O senador Rogério Marinho, coordenador da pré-campanha de Flávio Bolsonaro, afirmou que, em um eventual governo do deputado, haverá uma nova reforma da Previdência e retomadas nas mudanças da legislação trabalhista. As diretrizes do plano serão apresentadas no dia 30 de março, incluindo propostas para economia, educação, segurança hídrica e políticas voltadas às terras indígenas.

Marinho não detalhou os pontos, mas enfatizou que Previdência e legislação trabalhista serão temas centrais da campanha. Segundo ele, o sistema previdenciário enfrenta dificuldades estruturais que exigem mudanças. O senador também concedeu entrevista à Folha de S. Paulo.

Ele apontou que as mudanças tecnológicas do mercado de trabalho devem ser incorporadas à reforma trabalhista, que não acompanhou as inovações desde 2017. A atualização é apresentada como requisito para acompanhar o setor produtivo.
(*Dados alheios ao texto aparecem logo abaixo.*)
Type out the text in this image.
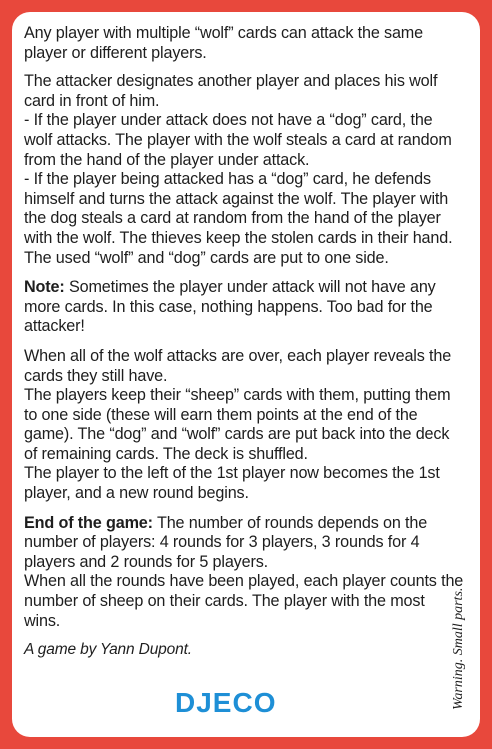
Any player with multiple “wolf” cards can attack the same player or different players.

The attacker designates another player and places his wolf card in front of him.
- If the player under attack does not have a “dog” card, the wolf attacks. The player with the wolf steals a card at random from the hand of the player under attack.
- If the player being attacked has a “dog” card, he defends himself and turns the attack against the wolf. The player with the dog steals a card at random from the hand of the player with the wolf. The thieves keep the stolen cards in their hand. The used “wolf” and “dog” cards are put to one side.

Note: Sometimes the player under attack will not have any more cards. In this case, nothing happens. Too bad for the attacker!

When all of the wolf attacks are over, each player reveals the cards they still have.
The players keep their “sheep” cards with them, putting them to one side (these will earn them points at the end of the game). The “dog” and “wolf” cards are put back into the deck of remaining cards. The deck is shuffled.
The player to the left of the 1st player now becomes the 1st player, and a new round begins.

End of the game: The number of rounds depends on the number of players: 4 rounds for 3 players, 3 rounds for 4 players and 2 rounds for 5 players.
When all the rounds have been played, each player counts the number of sheep on their cards. The player with the most wins.

A game by Yann Dupont.

DJECO	Warning. Small parts.
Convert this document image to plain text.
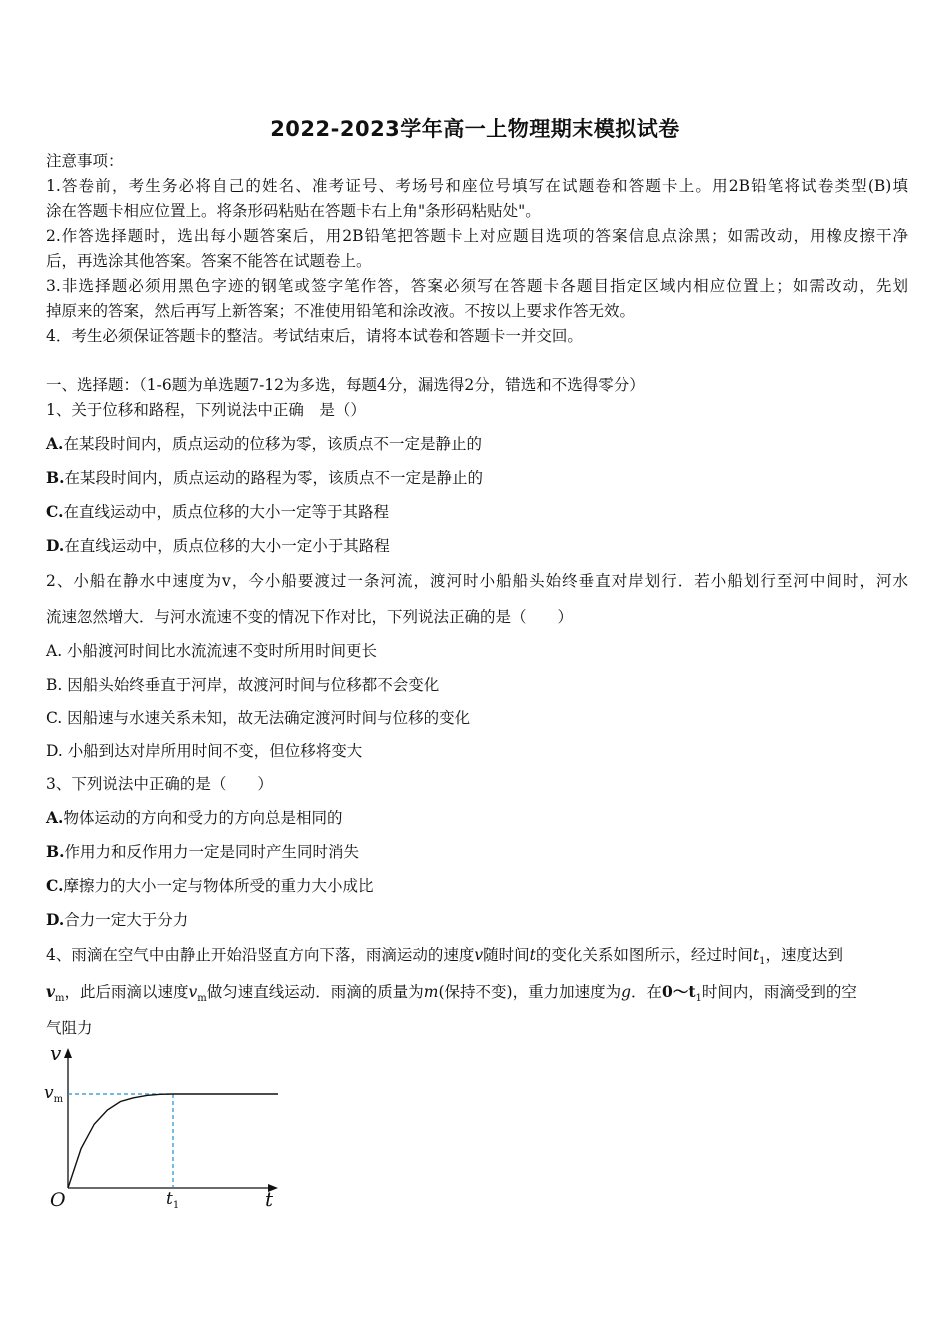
2022-2023学年高一上物理期末模拟试卷
注意事项：
1.答卷前，考生务必将自己的姓名、准考证号、考场号和座位号填写在试题卷和答题卡上。用2B铅笔将试卷类型(B)填
涂在答题卡相应位置上。将条形码粘贴在答题卡右上角"条形码粘贴处"。
2.作答选择题时，选出每小题答案后，用2B铅笔把答题卡上对应题目选项的答案信息点涂黑；如需改动，用橡皮擦干净
后，再选涂其他答案。答案不能答在试题卷上。
3.非选择题必须用黑色字迹的钢笔或签字笔作答，答案必须写在答题卡各题目指定区域内相应位置上；如需改动，先划
掉原来的答案，然后再写上新答案；不准使用铅笔和涂改液。不按以上要求作答无效。
4．考生必须保证答题卡的整洁。考试结束后，请将本试卷和答题卡一并交回。
一、选择题：（1-6题为单选题7-12为多选，每题4分，漏选得2分，错选和不选得零分）
1、关于位移和路程，下列说法中正确　是（）
A.在某段时间内，质点运动的位移为零，该质点不一定是静止的
B.在某段时间内，质点运动的路程为零，该质点不一定是静止的
C.在直线运动中，质点位移的大小一定等于其路程
D.在直线运动中，质点位移的大小一定小于其路程
2、小船在静水中速度为v，今小船要渡过一条河流，渡河时小船船头始终垂直对岸划行．若小船划行至河中间时，河水
流速忽然增大．与河水流速不变的情况下作对比，下列说法正确的是（　　）
A. 小船渡河时间比水流流速不变时所用时间更长
B. 因船头始终垂直于河岸，故渡河时间与位移都不会变化
C. 因船速与水速关系未知，故无法确定渡河时间与位移的变化
D. 小船到达对岸所用时间不变，但位移将变大
3、下列说法中正确的是（　　）
A.物体运动的方向和受力的方向总是相同的
B.作用力和反作用力一定是同时产生同时消失
C.摩擦力的大小一定与物体所受的重力大小成比
D.合力一定大于分力
4、雨滴在空气中由静止开始沿竖直方向下落，雨滴运动的速度v随时间t的变化关系如图所示，经过时间$t_1$，速度达到
$v_m$，此后雨滴以速度$v_m$做匀速直线运动．雨滴的质量为m(保持不变)，重力加速度为g．在$0\sim t_1$时间内，雨滴受到的空
气阻力
v
t
O	$t_1$
$v_m$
Sobre a jornada de trabalho 6×1, o coordenador afirmou que o tema será debatido, mas que o PL ainda não fechou posição. Ele defendeu que qualquer mudança venha com compensações às empresas, como desoneração da folha.

Planos econômicos e fiscais

Marinho indicou que o eventual governo pretende propor uma nova regra fiscal. Segundo ele, o arcabouço atual não atende mais às necessidades, descrevendo-o como uma peneira. A avaliação é de que a política fiscal expansionista contribui para juros elevados no país.